- Supreme Court of the United States

Argued October 15, 2008 Decided January 21, 2009
- Full case name: Doug Waddington, Superintendent, Washington Corrections center, Petitioner v. Cesar Sarausad
- Citations: 555 U.S. 179 (more) 129 S. Ct. 823; 172 L. Ed. 2d 532; 2009 U.S. LEXIS 867; 77 U.S.L.W. 4056; 21 Fla. L. Weekly Fed. S 602

Holding
- Sarausad was tried with due process by the State of Washington and he should not have been granted habeas corpus relief. In doing so, the federal government overstepped its bounds.

Court membership
- Chief Justice John Roberts Associate Justices John P. Stevens · Antonin Scalia Anthony Kennedy · David Souter Clarence Thomas · Ruth Bader Ginsburg Stephen Breyer · Samuel Alito

Case opinions
- Majority: Thomas, joined by Roberts, Scalia, Kennedy, Breyer, Alito
- Dissent: Souter, joined by Stevens, Ginsburg

= Waddington v. Sarausad =

Waddington v.
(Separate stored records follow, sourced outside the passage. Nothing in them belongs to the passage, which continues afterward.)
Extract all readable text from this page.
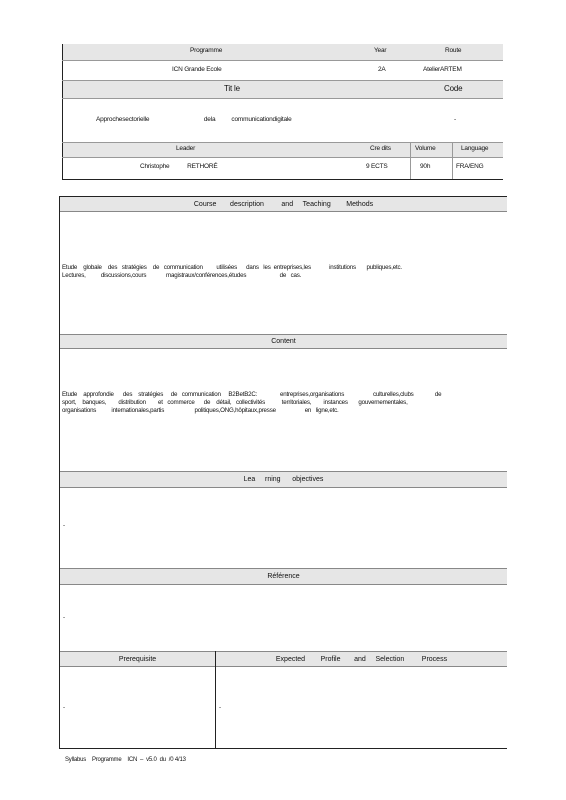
Programme	Year	Route
ICN Grande Ecole	2A	AtelierARTEM
Tit le	Code
Approchesectorielle                                  dela          communicationdigitale	-
Leader	Cre dits	Volume	Language
Christophe           RETHORÉ	9 ECTS	90h	FRA/ENG
Course       description         and     Teaching        Methods
Etude    globale    des   stratégies    de   communication         utilisées      dans   les  entreprises,les            institutions       publiques,etc.
Lectures,          discussions,cours             magistraux/conférences,études                      de   cas.
Content
Etude    approfondie      des    stratégies     de   communication     B2BetB2C:               entreprises,organisations                   culturelles,clubs              de
sport,    banques,        distribution        et   commerce      de    détail,   collectivités           territoriales,        instances       gouvernementales,
organisations          internationales,partis                    politiques,ONG,hôpitaux,presse                   en   ligne,etc.
Lea     rning      objectives
-
Référence
-
Prerequisite	Expected        Profile       and     Selection         Process
-	-
Syllabus    Programme    ICN  –  v5.0  du  /0 4/13
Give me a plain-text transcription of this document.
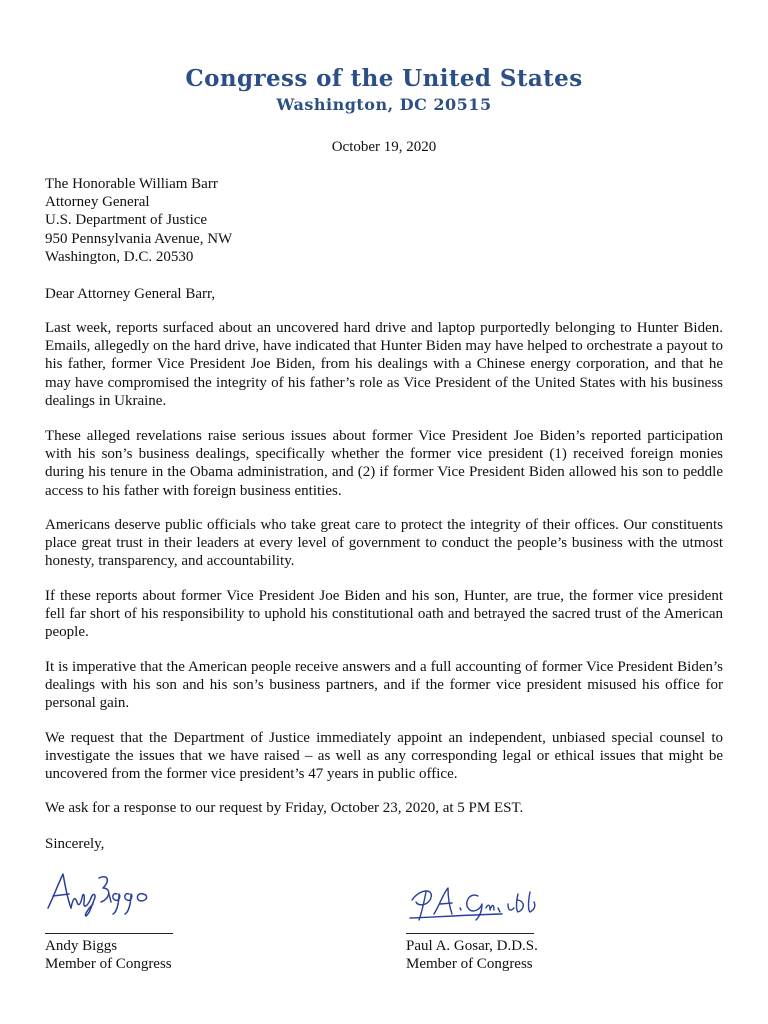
Congress of the United States
Washington, DC 20515
October 19, 2020
The Honorable William Barr
Attorney General
U.S. Department of Justice
950 Pennsylvania Avenue, NW
Washington, D.C. 20530
Dear Attorney General Barr,

Last week, reports surfaced about an uncovered hard drive and laptop purportedly belonging to Hunter Biden. Emails, allegedly on the hard drive, have indicated that Hunter Biden may have helped to orchestrate a payout to his father, former Vice President Joe Biden, from his dealings with a Chinese energy corporation, and that he may have compromised the integrity of his father’s role as Vice President of the United States with his business dealings in Ukraine.

These alleged revelations raise serious issues about former Vice President Joe Biden’s reported participation with his son’s business dealings, specifically whether the former vice president (1) received foreign monies during his tenure in the Obama administration, and (2) if former Vice President Biden allowed his son to peddle access to his father with foreign business entities.

Americans deserve public officials who take great care to protect the integrity of their offices. Our constituents place great trust in their leaders at every level of government to conduct the people’s business with the utmost honesty, transparency, and accountability.

If these reports about former Vice President Joe Biden and his son, Hunter, are true, the former vice president fell far short of his responsibility to uphold his constitutional oath and betrayed the sacred trust of the American people.

It is imperative that the American people receive answers and a full accounting of former Vice President Biden’s dealings with his son and his son’s business partners, and if the former vice president misused his office for personal gain.

We request that the Department of Justice immediately appoint an independent, unbiased special counsel to investigate the issues that we have raised – as well as any corresponding legal or ethical issues that might be uncovered from the former vice president’s 47 years in public office.

We ask for a response to our request by Friday, October 23, 2020, at 5 PM EST.

Sincerely,
Andy Biggs
Member of Congress
Paul A. Gosar, D.D.S.
Member of Congress
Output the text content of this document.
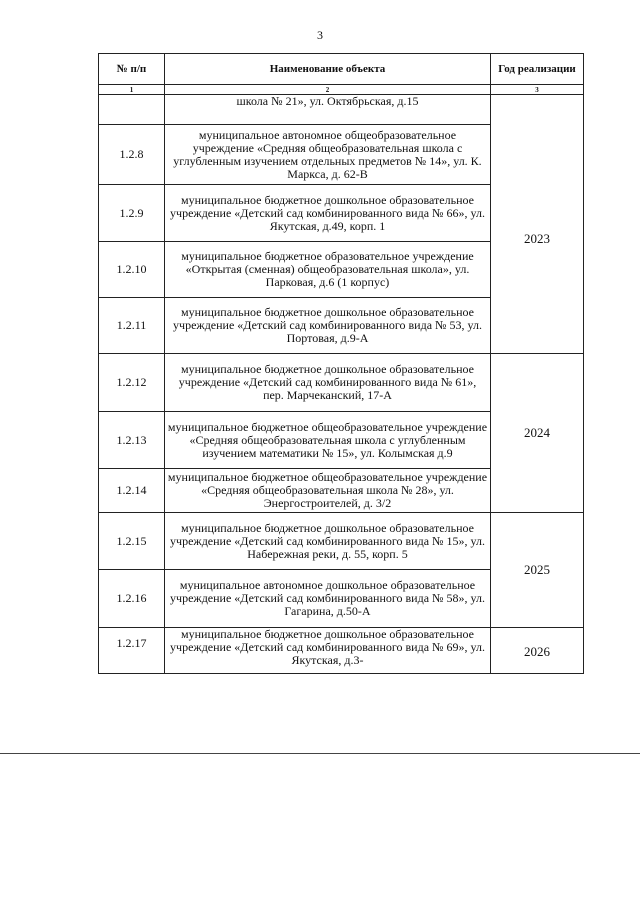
3
№ п/п	Наименование объекта	Год реализации
1	2	3
	школа № 21», ул. Октябрьская, д.15	
1.2.8	муниципальное автономное общеобразовательное учреждение «Средняя общеобразовательная школа с углубленным изучением отдельных предметов № 14», ул. К. Маркса, д. 62-В	2023
1.2.9	муниципальное бюджетное дошкольное образовательное учреждение «Детский сад комбинированного вида № 66», ул. Якутская, д.49, корп. 1	
1.2.10	муниципальное бюджетное образовательное учреждение «Открытая (сменная) общеобразовательная школа», ул. Парковая, д.6 (1 корпус)	
1.2.11	муниципальное бюджетное дошкольное образовательное учреждение «Детский сад комбинированного вида № 53, ул. Портовая, д.9-А	
1.2.12	муниципальное бюджетное дошкольное образовательное учреждение «Детский сад комбинированного вида № 61», пер. Марчеканский, 17-А	2024
1.2.13	муниципальное бюджетное общеобразовательное учреждение «Средняя общеобразовательная школа с углубленным изучением математики № 15», ул. Колымская д.9	
1.2.14	муниципальное бюджетное общеобразовательное учреждение «Средняя общеобразовательная школа № 28», ул. Энергостроителей, д. 3/2	
1.2.15	муниципальное бюджетное дошкольное образовательное учреждение «Детский сад комбинированного вида № 15», ул. Набережная реки, д. 55, корп. 5	2025
1.2.16	муниципальное автономное дошкольное образовательное учреждение «Детский сад комбинированного вида № 58», ул. Гагарина, д.50-А	
1.2.17	муниципальное бюджетное дошкольное образовательное учреждение «Детский сад комбинированного вида № 69», ул. Якутская, д.3-	2026
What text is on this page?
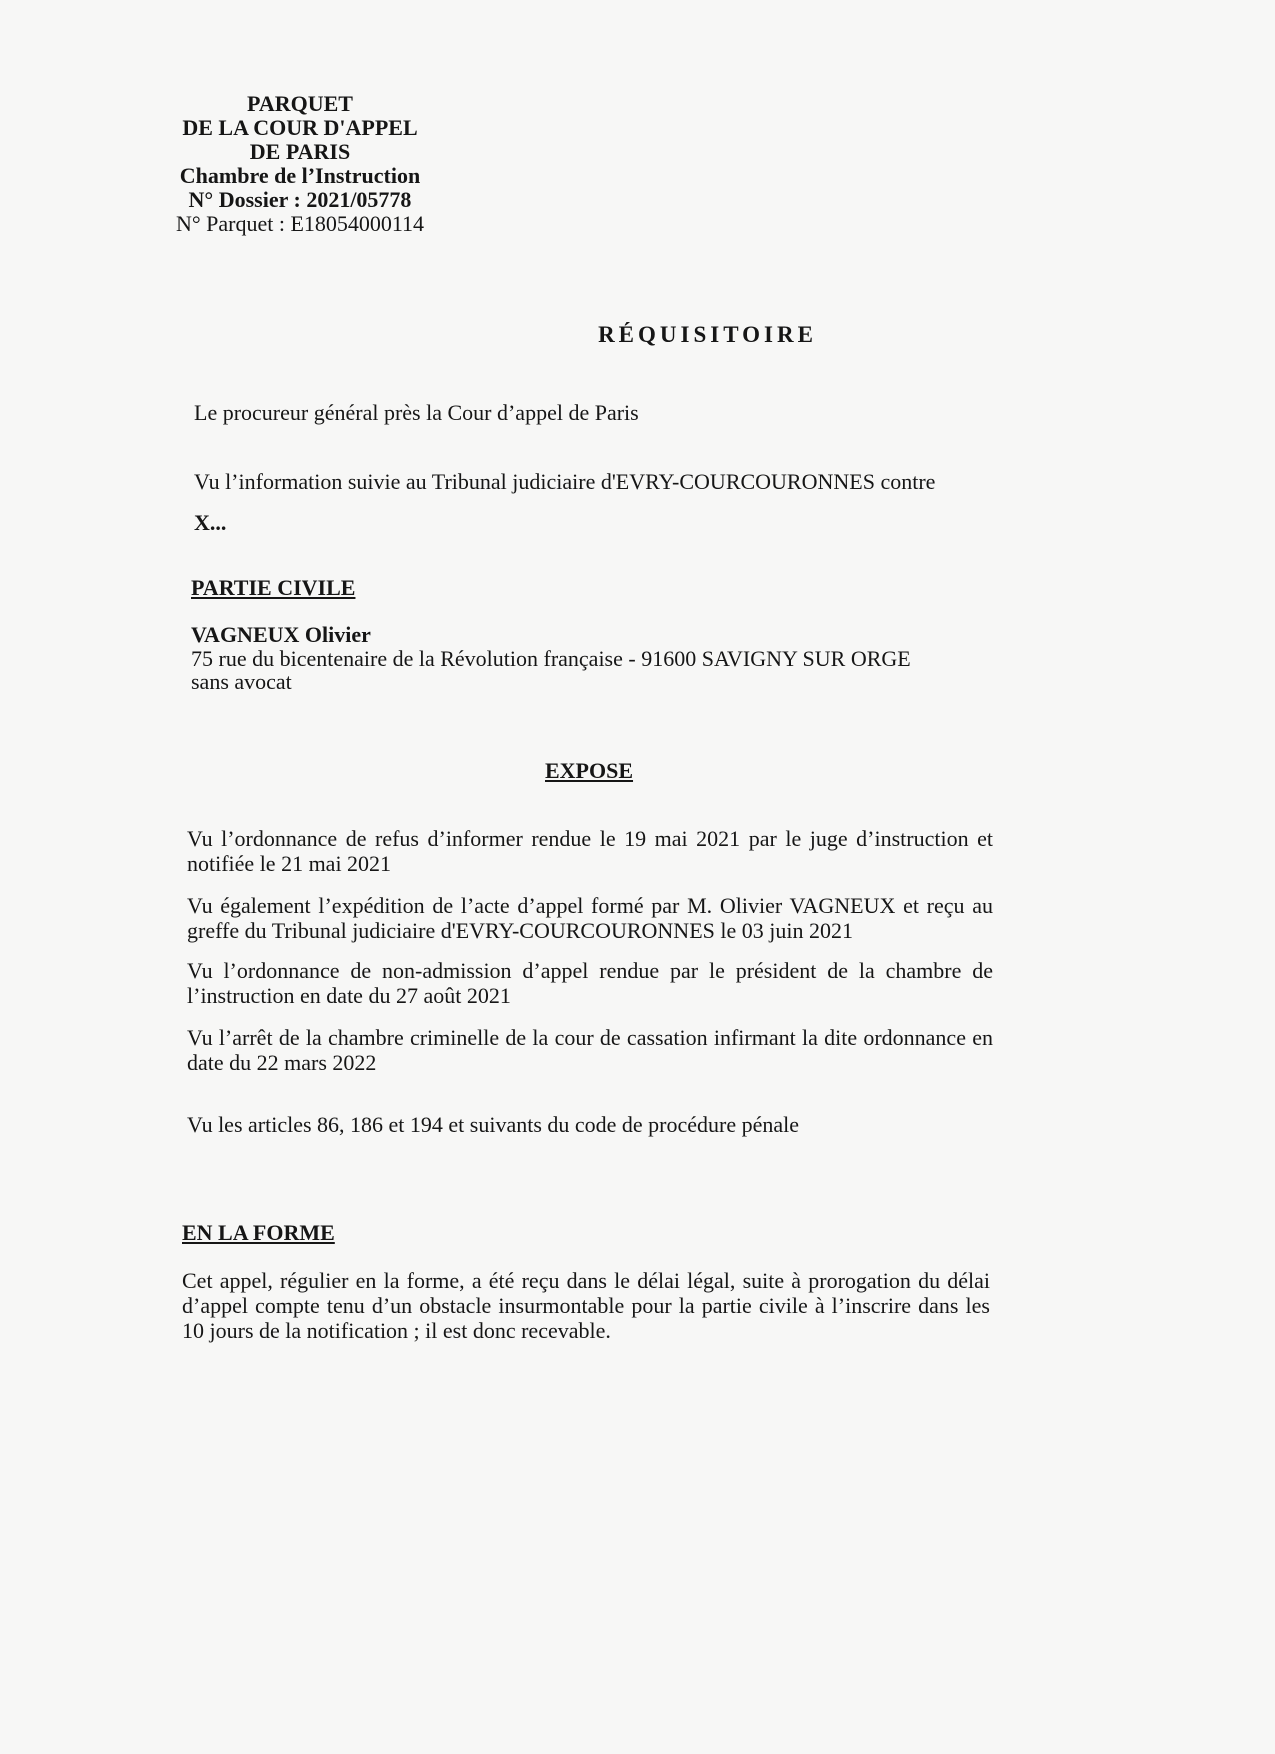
PARQUET
DE LA COUR D'APPEL
DE PARIS
Chambre de l’Instruction
N° Dossier : 2021/05778
N° Parquet : E18054000114
RÉQUISITOIRE
Le procureur général près la Cour d’appel de Paris
Vu l’information suivie au Tribunal judiciaire d'EVRY-COURCOURONNES contre
X...
PARTIE CIVILE
VAGNEUX Olivier
75 rue du bicentenaire de la Révolution française - 91600 SAVIGNY SUR ORGE
sans avocat
EXPOSE
Vu l’ordonnance de refus d’informer rendue le 19 mai 2021 par le juge d’instruction et notifiée le 21 mai 2021
Vu également l’expédition de l’acte d’appel formé par M. Olivier VAGNEUX et reçu au greffe du Tribunal judiciaire d'EVRY-COURCOURONNES le 03 juin 2021
Vu l’ordonnance de non-admission d’appel rendue par le président de la chambre de l’instruction en date du 27 août 2021
Vu l’arrêt de la chambre criminelle de la cour de cassation infirmant la dite ordonnance en date du 22 mars 2022
Vu les articles 86, 186 et 194 et suivants du code de procédure pénale
EN LA FORME
Cet appel, régulier en la forme, a été reçu dans le délai légal, suite à prorogation du délai d’appel compte tenu d’un obstacle insurmontable pour la partie civile à l’inscrire dans les 10 jours de la notification ; il est donc recevable.
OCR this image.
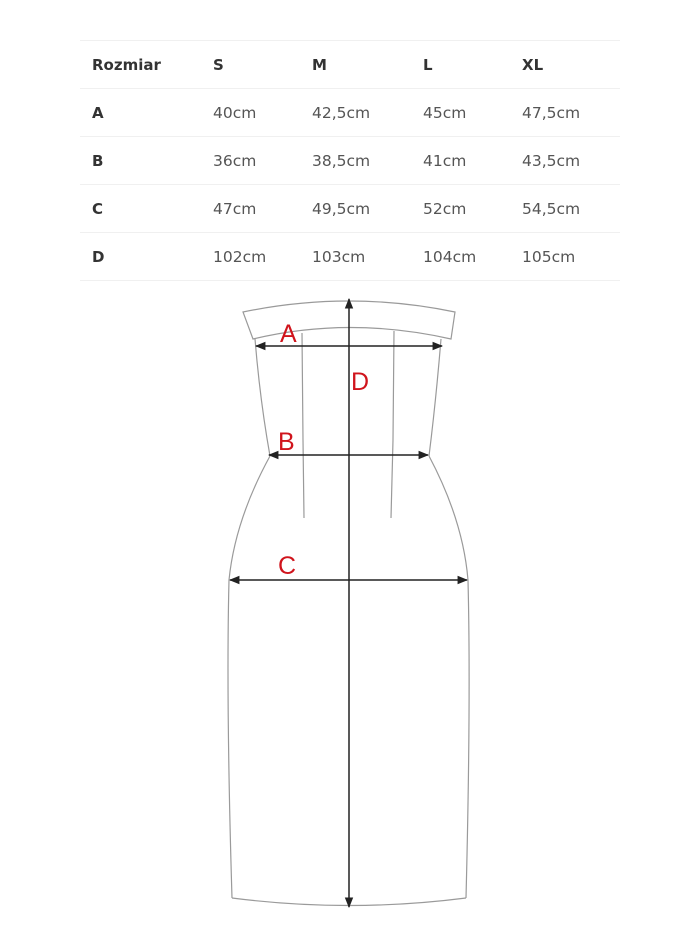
Rozmiar	S	M	L	XL
A	40cm	42,5cm	45cm	47,5cm
B	36cm	38,5cm	41cm	43,5cm
C	47cm	49,5cm	52cm	54,5cm
D	102cm	103cm	104cm	105cm
A
D
B
C
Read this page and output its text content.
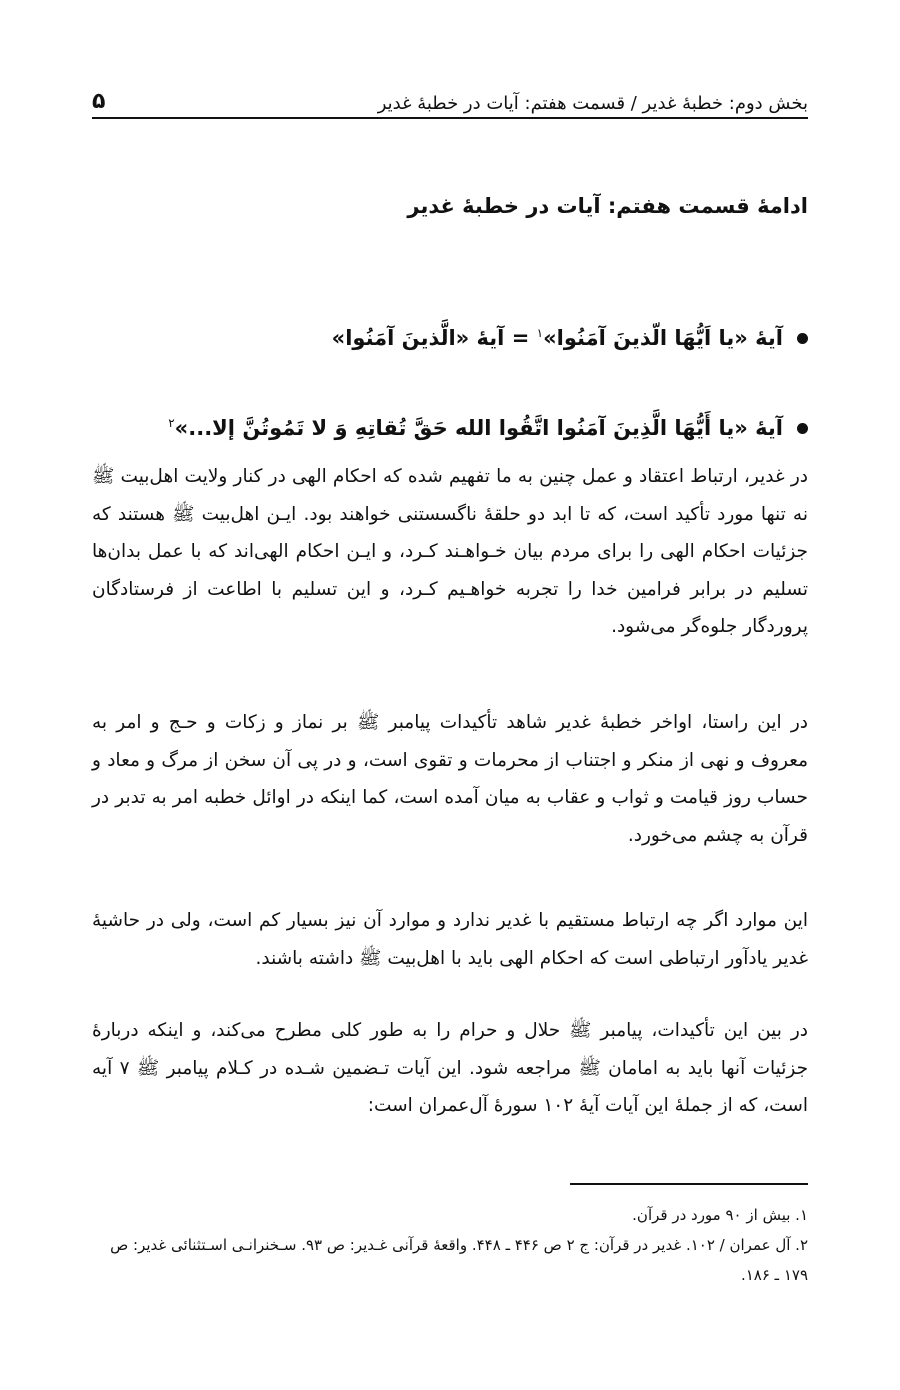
بخش دوم: خطبهٔ غدیر / قسمت هفتم: آیات در خطبهٔ غدیر
۵
ادامهٔ قسمت هفتم: آیات در خطبهٔ غدیر
آیهٔ «یا اَیُّهَا الّذینَ آمَنُوا»$^۱$ = آیهٔ «الَّذینَ آمَنُوا»
آیهٔ «یا أَیُّهَا الَّذِینَ آمَنُوا اتَّقُوا الله حَقَّ تُقاتِهِ وَ لا تَمُوتُنَّ إلا...»$^۲$

در غدیر، ارتباط اعتقاد و عمل چنین به ما تفهیم شده که احکام الهی در کنار ولایت اهل‌بیت ﷺ نه تنها مورد تأکید است، که تا ابد دو حلقهٔ ناگسستنی خواهند بود. ایـن اهل‌بیت ﷺ هستند که جزئیات احکام الهی را برای مردم بیان خـواهـند کـرد، و ایـن احکام الهی‌اند که با عمل بدان‌ها تسلیم در برابر فرامین خدا را تجربه خواهـیم کـرد، و این تسلیم با اطاعت از فرستادگان پروردگار جلوه‌گر می‌شود.

در این راستا، اواخر خطبهٔ غدیر شاهد تأکیدات پیامبر ﷺ بر نماز و زکات و حـج و امر به معروف و نهی از منکر و اجتناب از محرمات و تقوی است، و در پی آن سخن از مرگ و معاد و حساب روز قیامت و ثواب و عقاب به میان آمده است، کما اینکه در اوائل خطبه امر به تدبر در قرآن به چشم می‌خورد.

این موارد اگر چه ارتباط مستقیم با غدیر ندارد و موارد آن نیز بسیار کم است، ولی در حاشیهٔ غدیر یادآور ارتباطی است که احکام الهی باید با اهل‌بیت ﷺ داشته باشند.

در بین این تأکیدات، پیامبر ﷺ حلال و حرام را به طور کلی مطرح می‌کند، و اینکه دربارهٔ جزئیات آنها باید به امامان ﷺ مراجعه شود. این آیات تـضمین شـده در کـلام پیامبر ﷺ ۷ آیه است، که از جملهٔ این آیات آیهٔ ۱۰۲ سورهٔ آل‌عمران است:

۱. بیش از ۹۰ مورد در قرآن.

۲. آل عمران / ۱۰۲. غدیر در قرآن: ج ۲ ص ۴۴۶ ـ ۴۴۸. واقعهٔ قرآنی غـدیر: ص ۹۳. سـخنرانـی اسـتثنائی غدیر: ص ۱۷۹ ـ ۱۸۶.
Sarausad, 555 U.S. 179 (2009), was a United States Supreme Court case that involved the conviction of Cesar Sarausad for second-degree murder due to his role as driver in a shooting regarding gang activity and high school students. Sarausad sought federal habeas corpus relief, but the act of providing relief to Sarausad was called back into judicial review by the State of Washington in a certiorari petition. The Supreme Court agreed to review the case.

The Roberts Court held that Sarausad was tried with due process by the State of Washington, and that he should not have been granted habeas corpus relief. In doing so, the federal government overstepped its bounds.